Tuesday, July 29, 2008

Has 'Jump the Shark' 'Nuked the Fridge'?

Back in The Day, a little sit-com called Happy Days ruled the airwaves - that is, until The Fonz strapped on a pair of water skis and jumped over a shark. Eventually, the phrase, "jumped the shark," came into use to describe TV shows that had lost their former level of quality. Eventually, the phrase came to mean anything that had lost its former luster.

In the latest installment of the Indiana Jones franchise, Indy survives a nuclear blast by hiding in a refrigerator. Thus began the latest phrase, "nuke the fridge" or "nuking the fridge." If we wanted to play semantics, "jump the shark" could apply to TV shows and "nuke the fridge" to movies, but they are interchangeable and both are applied across the board, to any situation, content, medium, media, or basic idea that has abandoned its former standard of quality.

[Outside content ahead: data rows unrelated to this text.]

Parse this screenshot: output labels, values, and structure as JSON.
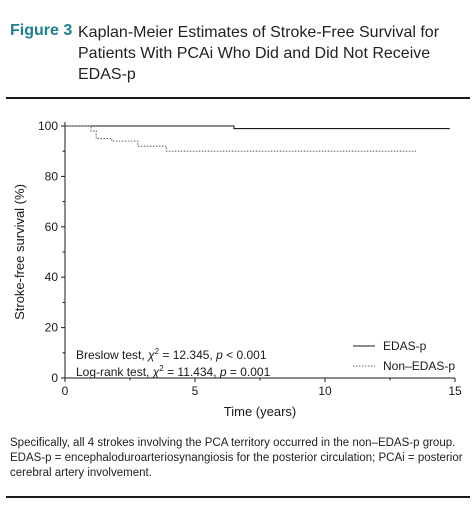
{
  "header": {
    "figure_label": "Figure 3",
    "title": "Kaplan-Meier Estimates of Stroke-Free Survival for Patients With PCAi Who Did and Did Not Receive EDAS-p"
  },
  "caption": "Specifically, all 4 strokes involving the PCA territory occurred in the non–EDAS-p group. EDAS-p = encephaloduroarteriosynangiosis for the posterior circulation; PCAi = posterior cerebral artery involvement.",
  "chart_data": {
    "type": "line",
    "title": "",
    "xlabel": "Time (years)",
    "ylabel": "Stroke-free survival (%)",
    "xlim": [
      0,
      15
    ],
    "ylim": [
      0,
      100
    ],
    "x_ticks": [
      0,
      5,
      10,
      15
    ],
    "y_ticks": [
      0,
      20,
      40,
      60,
      80,
      100
    ],
    "grid": false,
    "legend_position": "bottom-right",
    "series": [
      {
        "name": "EDAS-p",
        "style": "solid",
        "color": "#1a1a1a",
        "step": true,
        "x": [
          0,
          6.5,
          14.8
        ],
        "y": [
          100,
          99,
          99
        ]
      },
      {
        "name": "Non–EDAS-p",
        "style": "dotted",
        "color": "#666666",
        "step": true,
        "x": [
          0,
          1.0,
          1.2,
          1.8,
          2.8,
          3.9,
          13.5
        ],
        "y": [
          100,
          98,
          95,
          94,
          92,
          90,
          90
        ]
      }
    ],
    "annotations": [
      {
        "parts": [
          "Breslow test, ",
          "χ",
          "2",
          " = 12.345, ",
          "p",
          " < 0.001"
        ]
      },
      {
        "parts": [
          "Log-rank test, ",
          "χ",
          "2",
          " = 11.434, ",
          "p",
          " = 0.001"
        ]
      }
    ]
  }
}
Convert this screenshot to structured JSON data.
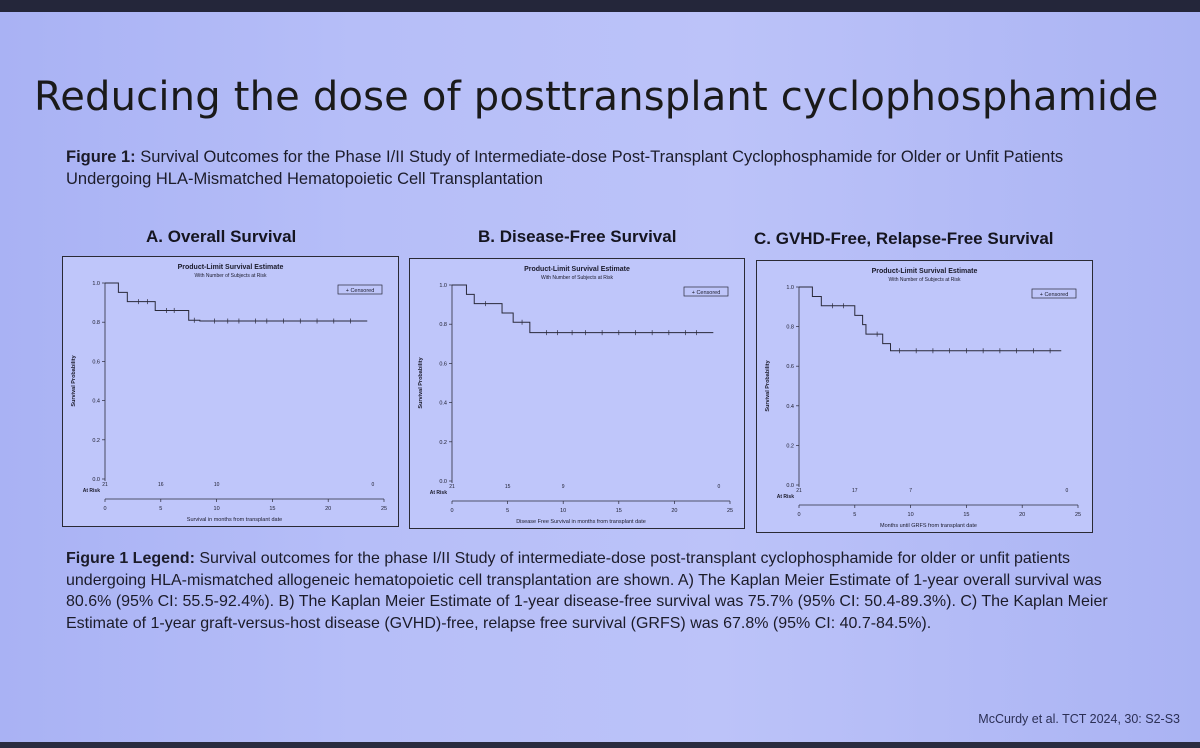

The phrase has become so popular (at least online) that domains have been registered and websites are in the works. The New York Times even ran a story on the matter, quoting one observer as saying, "'Jump the shark' is for people over the age of 60, who remember the show."

Wow.

I remember Happy Days. I guess it was about 30 years ago, but I remember it! Of course, it was one of my favorite shows, as it was for many kids. But the phrase, jump the shark, did not immediately come into the vernacular; I could trace the popularity of the phrase to the early days of the Web, in fact, as I first heard it used in such a manner around 1998-99. Further, Happy Days remained #1 for six years after that episode aired!

Though the Internet has rocketed pop-culture into hyperspeed, whether nuke the fridge will remain a mainstay in the vernacular remains to be seen. It may be that the zeitgeist is simply jumping the gun.